And that chain grinder post, want one of those too...:thumbsup:
And Bday's bench is just what I had in mind, but ok, this has got me thinking,
which is dangerous.

How do you keep an all steel bench from rusting without painting it?

putting the vice on the end caddy corner must have an advantage, perhaps just more
maneuvering room?

I like the home protection in the corner too...some critter is toast.

any special add-ons that a metal working table should have? I liked that rack of clamps underneath one, looks like
my woodworking clamps lined up.

appreciate all the good ideas.
 
/ Welding benches #20  
How do you keep an all steel bench from rusting without painting it?

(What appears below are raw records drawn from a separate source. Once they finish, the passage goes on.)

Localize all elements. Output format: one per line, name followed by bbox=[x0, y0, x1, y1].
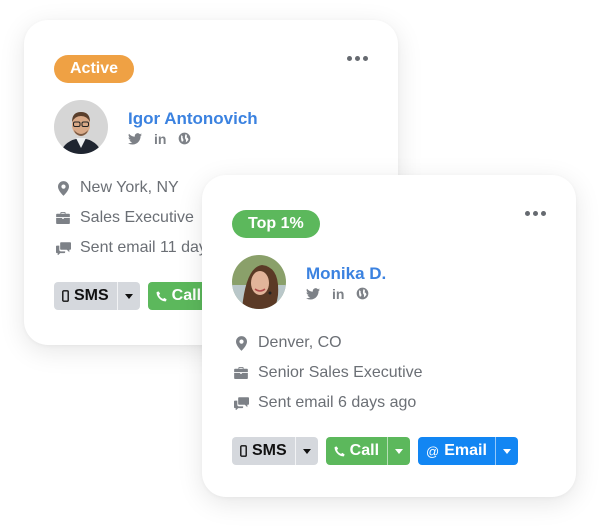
more-options-button[interactable] bbox=[525, 211, 546, 216]
location-text: Denver, CO bbox=[258, 334, 342, 351]
call-dropdown-button[interactable] bbox=[387, 437, 410, 465]
sms-label: SMS bbox=[74, 287, 109, 304]
caret-down-icon bbox=[302, 448, 311, 454]
linkedin-icon[interactable]: in bbox=[154, 132, 166, 146]
call-label: Call bbox=[349, 442, 380, 459]
caret-down-icon bbox=[395, 448, 404, 454]
twitter-icon[interactable] bbox=[306, 287, 320, 300]
contact-name[interactable]: Monika D. bbox=[306, 264, 386, 284]
at-sign-icon: @ bbox=[426, 443, 440, 459]
job-title-text: Sales Executive bbox=[80, 209, 194, 226]
email-button[interactable]: @ Email bbox=[418, 437, 495, 465]
twitter-icon[interactable] bbox=[128, 132, 142, 145]
sms-button-group: SMS bbox=[232, 437, 318, 465]
avatar bbox=[232, 255, 286, 309]
call-button-group: Call bbox=[325, 437, 411, 465]
title-row: Senior Sales Executive bbox=[232, 358, 423, 388]
call-button[interactable]: Call bbox=[148, 282, 209, 310]
map-pin-icon bbox=[232, 335, 250, 351]
mobile-phone-icon bbox=[240, 445, 247, 457]
chat-icon bbox=[54, 241, 72, 255]
job-title-text: Senior Sales Executive bbox=[258, 364, 423, 381]
activity-row: Sent email 6 days ago bbox=[232, 388, 423, 418]
contact-card-monika: Top 1% Monika D. in Denver, CO Senior Sa… bbox=[202, 175, 576, 497]
location-row: Denver, CO bbox=[232, 328, 423, 358]
call-button[interactable]: Call bbox=[326, 437, 387, 465]
phone-icon bbox=[334, 445, 345, 456]
email-button-group: @ Email bbox=[418, 437, 518, 465]
avatar bbox=[54, 100, 108, 154]
caret-down-icon bbox=[124, 293, 133, 299]
email-label: Email bbox=[444, 442, 487, 459]
phone-icon bbox=[156, 290, 167, 301]
sms-dropdown-button[interactable] bbox=[294, 437, 318, 465]
more-options-button[interactable] bbox=[347, 56, 368, 61]
globe-icon[interactable] bbox=[356, 287, 369, 300]
email-dropdown-button[interactable] bbox=[494, 437, 518, 465]
sms-button[interactable]: SMS bbox=[54, 282, 117, 310]
sms-label: SMS bbox=[252, 442, 287, 459]
sms-button[interactable]: SMS bbox=[232, 437, 295, 465]
map-pin-icon bbox=[54, 180, 72, 196]
status-badge: Top 1% bbox=[232, 210, 320, 238]
caret-down-icon bbox=[502, 448, 511, 454]
chat-icon bbox=[232, 396, 250, 410]
call-label: Call bbox=[171, 287, 202, 304]
sms-button-group: SMS bbox=[54, 282, 140, 310]
activity-text: Sent email 6 days ago bbox=[258, 394, 417, 411]
briefcase-icon bbox=[54, 212, 72, 224]
linkedin-icon[interactable]: in bbox=[332, 287, 344, 301]
mobile-phone-icon bbox=[62, 290, 69, 302]
location-text: New York, NY bbox=[80, 179, 179, 196]
contact-name[interactable]: Igor Antonovich bbox=[128, 109, 258, 129]
sms-dropdown-button[interactable] bbox=[116, 282, 140, 310]
briefcase-icon bbox=[232, 367, 250, 379]
globe-icon[interactable] bbox=[178, 132, 191, 145]
status-badge: Active bbox=[54, 55, 135, 83]
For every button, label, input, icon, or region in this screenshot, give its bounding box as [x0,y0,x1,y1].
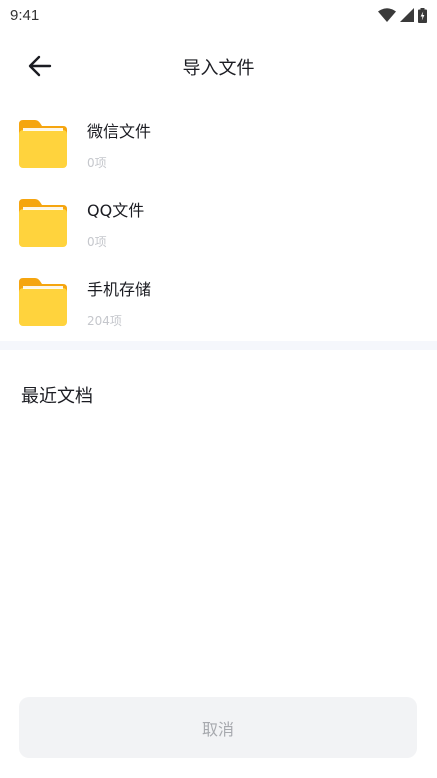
folder-count: 204项 [87,314,122,328]
folder-icon [19,118,67,168]
app-bar: 导入文件 [0,40,437,94]
signal-icon [400,8,414,22]
folder-count: 0项 [87,235,107,249]
status-icons [378,7,427,23]
folder-name: QQ文件 [87,201,145,220]
folder-name: 微信文件 [87,122,152,141]
section-divider [0,341,437,350]
battery-icon [418,7,427,23]
folder-icon [19,276,67,326]
folder-name: 手机存储 [87,280,152,299]
status-time: 9:41 [10,6,40,24]
recent-documents-title: 最近文档 [21,386,93,407]
cancel-button[interactable]: 取消 [19,697,417,758]
folder-icon [19,197,67,247]
folder-item-wechat[interactable]: 微信文件 0项 [0,106,437,185]
folder-list: 微信文件 0项 QQ文件 0项 手机存储 204项 [0,106,437,343]
folder-count: 0项 [87,156,107,170]
page-title: 导入文件 [182,58,255,79]
wifi-icon [378,8,396,22]
status-bar: 9:41 [0,0,437,30]
folder-item-phone-storage[interactable]: 手机存储 204项 [0,264,437,343]
folder-item-qq[interactable]: QQ文件 0项 [0,185,437,264]
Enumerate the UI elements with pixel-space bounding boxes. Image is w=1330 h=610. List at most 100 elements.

putting the vice on the end caddy corner must have an advantage, perhaps just more
maneuvering room?



any special add-ons that a metal working table should have? I liked that rack of clamps underneath one, looks like
my woodworking clamps lined up.

appreciate all the good ideas.

1. Dont paint the top of the bench if you want to use it as a welding bench. The best way to keep it from rusting is TO USE IT ;) A wire wheel in a grinder or a sander (either a sander proper or a sand paper with a backing pad in a grinder) with some course paper will remove any surface rust that will appear, but in practice, if the cart is inside it doesnt rust much at all.

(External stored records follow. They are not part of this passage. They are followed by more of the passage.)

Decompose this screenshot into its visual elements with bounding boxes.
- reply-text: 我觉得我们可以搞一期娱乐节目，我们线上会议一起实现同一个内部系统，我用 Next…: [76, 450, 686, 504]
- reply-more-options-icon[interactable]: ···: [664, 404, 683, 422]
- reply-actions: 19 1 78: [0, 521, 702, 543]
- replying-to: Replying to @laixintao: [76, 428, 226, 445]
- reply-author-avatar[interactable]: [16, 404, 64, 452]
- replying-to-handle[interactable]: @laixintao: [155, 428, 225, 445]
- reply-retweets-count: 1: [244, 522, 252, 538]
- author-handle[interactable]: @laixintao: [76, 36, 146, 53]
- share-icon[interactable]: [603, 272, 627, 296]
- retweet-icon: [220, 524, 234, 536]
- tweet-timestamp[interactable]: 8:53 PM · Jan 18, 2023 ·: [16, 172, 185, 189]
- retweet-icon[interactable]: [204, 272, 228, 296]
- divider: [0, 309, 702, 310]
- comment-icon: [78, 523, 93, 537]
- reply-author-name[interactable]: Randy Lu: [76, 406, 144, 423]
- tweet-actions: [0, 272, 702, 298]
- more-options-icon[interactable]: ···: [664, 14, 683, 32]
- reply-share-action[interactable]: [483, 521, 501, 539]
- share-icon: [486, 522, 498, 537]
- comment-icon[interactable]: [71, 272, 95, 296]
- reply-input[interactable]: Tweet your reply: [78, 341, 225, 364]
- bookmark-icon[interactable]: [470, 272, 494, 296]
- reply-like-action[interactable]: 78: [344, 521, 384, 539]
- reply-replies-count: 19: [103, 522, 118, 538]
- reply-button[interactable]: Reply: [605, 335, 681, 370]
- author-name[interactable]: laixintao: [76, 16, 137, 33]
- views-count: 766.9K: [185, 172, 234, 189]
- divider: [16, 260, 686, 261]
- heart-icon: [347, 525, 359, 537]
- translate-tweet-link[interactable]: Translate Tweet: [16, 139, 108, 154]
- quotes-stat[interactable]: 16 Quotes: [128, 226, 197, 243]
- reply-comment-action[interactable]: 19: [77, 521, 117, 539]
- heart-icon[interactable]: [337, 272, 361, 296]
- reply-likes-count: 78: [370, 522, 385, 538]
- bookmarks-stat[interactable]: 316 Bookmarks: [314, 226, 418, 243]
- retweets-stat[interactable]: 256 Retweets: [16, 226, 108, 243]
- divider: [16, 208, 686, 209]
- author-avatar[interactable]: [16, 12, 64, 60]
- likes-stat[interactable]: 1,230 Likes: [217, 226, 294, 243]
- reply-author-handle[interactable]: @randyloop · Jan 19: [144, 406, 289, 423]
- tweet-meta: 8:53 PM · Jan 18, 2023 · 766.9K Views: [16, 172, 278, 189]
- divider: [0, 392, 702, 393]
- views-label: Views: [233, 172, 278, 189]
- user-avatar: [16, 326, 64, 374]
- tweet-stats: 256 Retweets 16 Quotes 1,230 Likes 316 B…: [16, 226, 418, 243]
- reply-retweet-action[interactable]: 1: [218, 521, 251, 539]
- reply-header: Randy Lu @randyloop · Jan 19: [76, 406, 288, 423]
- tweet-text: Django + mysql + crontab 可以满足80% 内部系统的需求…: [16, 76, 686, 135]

2. My vise is cantilevered to allow more space on the top, plus it gives me a clear path to the floor which helps in clamping tall vertical pieces.

3. The best add ons as mentioned are receiver tubes. It gives lots of future flexibility. The best time to install them is when building because you can weld them to the top in the flat position. A clamp rack is good, I have one, but its not shown in the pics.

Something else to consider is making sure that your frame is set back a few inches from the edge of the top. 99% of your clamping will be within the first 6" of this edge. If your frame is right out to the edge, it limits the ability to clamp.

Other things to consider are things like a V block for welding and working on pipe, but that can be added later assuming you have those receivers.